Jaden didn't actually end up getting much done that day, spending it mostly in adjusting. Meetings were the easiest, but he usually only had one Tuesdays. He downloaded some speech recognition software that helped a bit with typing, though between some program glitches and frequent transcription inaccuracies, it wasn't always faster than a one handed hunt and peck method. A lot of the QA testing that he and Todd did required more mouse work than typing, so that would get better as his left hand got more practice. By the end of the day, Jaden had decided that he could probably manage, though at a noticeable decrease in efficiency. Still, it was better than nothing. Stacey, his manager, had told him it might be possible to go on partial disability leave, but he would save that as a last resort. He could tell she was deliberately trying not to put pressure on him, but he also knew how busy they all were there, and how his absence would just make it more difficult to keep up with everything that needed to be done.

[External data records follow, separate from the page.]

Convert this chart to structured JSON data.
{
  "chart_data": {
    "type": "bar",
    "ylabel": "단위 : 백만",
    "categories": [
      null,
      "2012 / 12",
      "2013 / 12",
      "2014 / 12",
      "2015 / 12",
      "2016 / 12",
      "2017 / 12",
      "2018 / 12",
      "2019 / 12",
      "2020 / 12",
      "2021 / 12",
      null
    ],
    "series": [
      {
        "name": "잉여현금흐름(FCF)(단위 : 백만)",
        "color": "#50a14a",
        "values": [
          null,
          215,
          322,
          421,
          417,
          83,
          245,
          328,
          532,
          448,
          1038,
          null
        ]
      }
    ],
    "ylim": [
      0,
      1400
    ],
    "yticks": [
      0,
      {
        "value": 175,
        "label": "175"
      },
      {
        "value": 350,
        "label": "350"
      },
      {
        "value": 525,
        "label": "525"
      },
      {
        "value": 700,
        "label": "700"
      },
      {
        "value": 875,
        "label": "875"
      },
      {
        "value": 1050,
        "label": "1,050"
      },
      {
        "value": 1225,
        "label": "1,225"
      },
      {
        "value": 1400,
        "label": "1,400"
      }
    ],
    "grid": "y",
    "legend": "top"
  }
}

After work, Jaden got some dinner at the Chinese restaurant across the street, with Todd and a couple of other coworkers. Taking leave of everyone an hour later, he headed off down Castro Street until he found himself outside the East West bookstore, and decided to go in and browse a bit.

East West being what it is, it had a fairly prominent section of shelves devoted to dreaming, and seeing the sign for it on the side of a bookcase reminded Jaden of his dream the night before. He scanned the shelves. Some titles looked like a complete load of New Age crock, but others seemed intriguing. Soon he found himself engrossed in one of the more reputable seeming ones, on the subject of lucid dreaming. He was fairly sure that this was not what he had experienced, since he had had no idea that he was dreaming until after he was awake. But it seemed incredible that some people could realize their dreams while still asleep. Jaden thought that if you were able to "wake up" in your dreams, and start consciously acting as though they were real, then you were probably well on your way to a completely unreliable perception of reality, and from there at least some form of minor insanity. Interesting, though. The store was about to close, so he bought himself the book as a get well present for his hand.

It was dark as he walked home and turned down Richards Street. He had gone another block on automatic pilot when he found himself feeling a bit disoriented, and stopped. Looking around, it took him a second to realize where he was, and then a bit longer to realize why he had been confused. The view wasn't right.

The corner up ahead was supposed to be the final resting place of 250 Richards Street, but the skeletal building frame that had stuck bleakly out into the sky for the last year was gone. In its place was a dark mansion, which looked too big to fit between its neighboring houses, and yet still seemed aloof and removed from them. The chain link construction fence had been replaced by a wrought iron one, over ten feet high. The swimming pool was full of shimmering dark water, rippled by a silent fountain. Greenish yellow lights shone in the windows on the upper storey, and insubstantial silhouettes seemed to pass back and forth on the other side.

Jaden just watched it for a minute, as though waiting for it to pounce. He knew he had seen it as normal just that afternoon, so what had happened to it since then? He was about half a block away still, so he started gradually moving closer. As he did, the mansion seemed to grow less distinct, rather than more so, as though a mist were forming over it, clouding his vision. When he was at the end of his block and just across the street from it, Jaden could barely see a thing. He waded through a fog to the other sidewalk, at which point it cleared, and he found his hand resting on a chain link fence. On the other side was the empty pool, its concrete basin only partially filled in. Beyond it, the wooden beams in an empty outline of an ordinary house.